# oversized map ?



## dkpbxman (Mar 6, 2006)

I have a detailed map of NYC that I'd like to hang on the wall. It originally was a rolled map that I had mounted on a 1/8" thick piece of foam-core so it now lies flat and is very light.

It's measurements are 41" x 51", and shows every street in the city (circa 1960)

I'd like to protect it with some kind of clear plastic/acrylic covering (a piece of glass that size would be WAY too expensive, I'm sure). 

Is there some kind of framing system that anybody can think of, that I could use? 
And any advice as to how to actually hang it?

Thanks for any help,
Dan


----------



## Square Eye (Mar 8, 2006)

You could build a frame with a rabbet deep enough to accept a 1/2" foamboard back, OR a 1/4" pc. of Luan underlayment grade plywood.
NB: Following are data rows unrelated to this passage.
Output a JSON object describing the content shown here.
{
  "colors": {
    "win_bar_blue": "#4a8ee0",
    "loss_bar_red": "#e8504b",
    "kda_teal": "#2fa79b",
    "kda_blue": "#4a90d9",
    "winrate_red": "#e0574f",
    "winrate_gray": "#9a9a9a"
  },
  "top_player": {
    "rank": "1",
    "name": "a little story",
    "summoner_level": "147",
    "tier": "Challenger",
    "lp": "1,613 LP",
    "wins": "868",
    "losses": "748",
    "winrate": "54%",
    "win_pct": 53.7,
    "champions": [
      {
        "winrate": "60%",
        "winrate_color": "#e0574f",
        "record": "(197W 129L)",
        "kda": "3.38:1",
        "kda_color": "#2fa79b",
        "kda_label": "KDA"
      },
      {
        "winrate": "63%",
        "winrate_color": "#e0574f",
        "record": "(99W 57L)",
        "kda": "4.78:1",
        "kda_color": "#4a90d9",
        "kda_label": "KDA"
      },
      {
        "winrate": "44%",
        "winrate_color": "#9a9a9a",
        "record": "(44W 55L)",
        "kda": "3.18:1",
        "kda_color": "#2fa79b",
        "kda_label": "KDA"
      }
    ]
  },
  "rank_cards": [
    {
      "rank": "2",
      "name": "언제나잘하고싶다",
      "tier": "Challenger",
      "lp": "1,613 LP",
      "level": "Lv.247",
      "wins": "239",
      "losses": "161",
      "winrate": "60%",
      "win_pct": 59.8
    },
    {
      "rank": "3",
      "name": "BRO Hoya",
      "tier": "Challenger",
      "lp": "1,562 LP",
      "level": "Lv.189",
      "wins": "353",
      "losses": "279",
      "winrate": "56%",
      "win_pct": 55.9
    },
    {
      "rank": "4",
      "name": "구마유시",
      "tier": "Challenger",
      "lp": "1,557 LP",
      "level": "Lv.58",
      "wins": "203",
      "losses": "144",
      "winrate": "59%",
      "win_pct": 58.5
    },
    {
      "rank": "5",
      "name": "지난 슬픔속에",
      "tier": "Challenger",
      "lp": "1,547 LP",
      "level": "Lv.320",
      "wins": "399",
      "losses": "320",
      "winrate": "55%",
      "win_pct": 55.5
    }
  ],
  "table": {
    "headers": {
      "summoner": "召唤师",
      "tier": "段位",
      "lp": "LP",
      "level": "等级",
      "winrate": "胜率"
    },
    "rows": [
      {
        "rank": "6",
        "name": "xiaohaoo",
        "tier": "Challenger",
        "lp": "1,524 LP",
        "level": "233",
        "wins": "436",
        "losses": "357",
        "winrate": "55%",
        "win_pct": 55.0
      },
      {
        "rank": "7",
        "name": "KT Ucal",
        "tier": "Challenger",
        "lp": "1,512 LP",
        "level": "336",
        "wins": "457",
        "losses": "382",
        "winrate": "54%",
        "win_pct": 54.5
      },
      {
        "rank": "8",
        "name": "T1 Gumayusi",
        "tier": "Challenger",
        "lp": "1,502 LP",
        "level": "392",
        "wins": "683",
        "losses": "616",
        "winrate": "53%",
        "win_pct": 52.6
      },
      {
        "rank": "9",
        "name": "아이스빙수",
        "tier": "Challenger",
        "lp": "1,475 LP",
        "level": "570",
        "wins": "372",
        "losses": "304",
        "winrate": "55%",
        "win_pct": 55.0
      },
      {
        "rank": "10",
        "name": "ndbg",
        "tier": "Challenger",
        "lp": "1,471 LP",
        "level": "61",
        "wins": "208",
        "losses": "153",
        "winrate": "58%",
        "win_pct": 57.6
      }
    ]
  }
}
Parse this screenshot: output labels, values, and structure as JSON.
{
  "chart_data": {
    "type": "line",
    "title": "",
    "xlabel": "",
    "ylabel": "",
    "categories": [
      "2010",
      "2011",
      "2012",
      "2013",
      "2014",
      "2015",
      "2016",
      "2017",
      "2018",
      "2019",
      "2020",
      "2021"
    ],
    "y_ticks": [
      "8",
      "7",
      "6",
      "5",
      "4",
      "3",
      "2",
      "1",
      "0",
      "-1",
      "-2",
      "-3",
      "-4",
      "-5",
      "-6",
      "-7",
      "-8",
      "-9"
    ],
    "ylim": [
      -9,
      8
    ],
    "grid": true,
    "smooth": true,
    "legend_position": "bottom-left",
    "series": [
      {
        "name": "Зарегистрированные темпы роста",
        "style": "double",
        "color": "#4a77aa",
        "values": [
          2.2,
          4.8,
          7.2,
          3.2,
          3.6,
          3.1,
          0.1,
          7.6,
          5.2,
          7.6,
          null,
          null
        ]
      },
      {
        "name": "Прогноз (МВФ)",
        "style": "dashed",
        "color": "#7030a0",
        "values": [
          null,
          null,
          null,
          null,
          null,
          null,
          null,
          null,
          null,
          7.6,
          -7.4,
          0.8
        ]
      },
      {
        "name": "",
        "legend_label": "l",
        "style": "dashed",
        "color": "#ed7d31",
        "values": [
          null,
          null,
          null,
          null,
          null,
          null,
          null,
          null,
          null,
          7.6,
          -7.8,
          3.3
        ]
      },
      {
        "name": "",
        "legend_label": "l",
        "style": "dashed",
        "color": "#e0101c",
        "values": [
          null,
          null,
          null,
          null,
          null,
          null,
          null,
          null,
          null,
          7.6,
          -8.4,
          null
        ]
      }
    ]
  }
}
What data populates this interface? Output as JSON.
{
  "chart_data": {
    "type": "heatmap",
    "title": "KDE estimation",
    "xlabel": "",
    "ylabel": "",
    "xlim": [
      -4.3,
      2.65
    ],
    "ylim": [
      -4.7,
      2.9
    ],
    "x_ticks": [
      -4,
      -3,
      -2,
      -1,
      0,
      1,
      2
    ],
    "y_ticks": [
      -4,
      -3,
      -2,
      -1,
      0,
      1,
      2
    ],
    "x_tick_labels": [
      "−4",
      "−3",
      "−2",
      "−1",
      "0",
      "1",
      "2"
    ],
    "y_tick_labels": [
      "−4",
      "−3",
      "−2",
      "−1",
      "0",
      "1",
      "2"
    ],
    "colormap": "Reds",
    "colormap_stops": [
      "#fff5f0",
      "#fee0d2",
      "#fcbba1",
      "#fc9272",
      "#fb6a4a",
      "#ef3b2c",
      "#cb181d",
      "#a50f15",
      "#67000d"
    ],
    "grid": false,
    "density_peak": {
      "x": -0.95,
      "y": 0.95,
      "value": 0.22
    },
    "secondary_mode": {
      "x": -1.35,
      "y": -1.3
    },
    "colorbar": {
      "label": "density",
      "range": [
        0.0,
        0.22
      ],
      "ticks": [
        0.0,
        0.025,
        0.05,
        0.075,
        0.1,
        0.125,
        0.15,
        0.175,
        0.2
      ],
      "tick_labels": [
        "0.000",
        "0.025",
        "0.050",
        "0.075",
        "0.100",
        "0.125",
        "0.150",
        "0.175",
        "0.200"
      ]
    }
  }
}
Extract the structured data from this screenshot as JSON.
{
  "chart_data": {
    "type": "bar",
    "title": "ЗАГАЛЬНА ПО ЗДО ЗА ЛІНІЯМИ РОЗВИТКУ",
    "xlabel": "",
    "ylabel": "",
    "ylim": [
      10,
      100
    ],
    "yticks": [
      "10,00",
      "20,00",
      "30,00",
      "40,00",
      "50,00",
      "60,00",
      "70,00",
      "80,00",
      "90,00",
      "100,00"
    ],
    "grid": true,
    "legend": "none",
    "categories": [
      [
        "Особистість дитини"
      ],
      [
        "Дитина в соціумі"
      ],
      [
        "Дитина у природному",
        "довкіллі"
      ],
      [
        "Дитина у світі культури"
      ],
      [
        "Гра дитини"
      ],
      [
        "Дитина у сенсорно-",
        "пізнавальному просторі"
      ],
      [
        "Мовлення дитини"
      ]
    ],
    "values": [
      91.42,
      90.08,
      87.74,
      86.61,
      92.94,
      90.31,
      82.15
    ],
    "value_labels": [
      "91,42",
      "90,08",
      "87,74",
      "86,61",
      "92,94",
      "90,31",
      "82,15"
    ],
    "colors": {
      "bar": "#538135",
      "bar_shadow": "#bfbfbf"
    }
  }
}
You could glue the frame to the backing. Foamboard and plywood do not expand/contract much so the frame should stay tight.

Your picture frame could be assembled directly on the wall. Use a wide material for the frame with a 1/4" rabbet around the inside. Mount the bottom first, dead level. Mount one end, perfectly vertical. Set the map in the frame. Mount the other end then the top.

Large museum canvases are sretched across a frame of wood with a non acidic cardboard or other medium that will not harm the piece. Maybe you could build such a frame.

Tom in KY, a glass cover would be best for it's hard, easy to clean, scratch resistant surface.


----------



## oldslowchevy (Mar 10, 2006)

i had the ace hardware store near me cut a peice of glass 48"x58" a few months back for $79.99 so it might be worth checking into


----------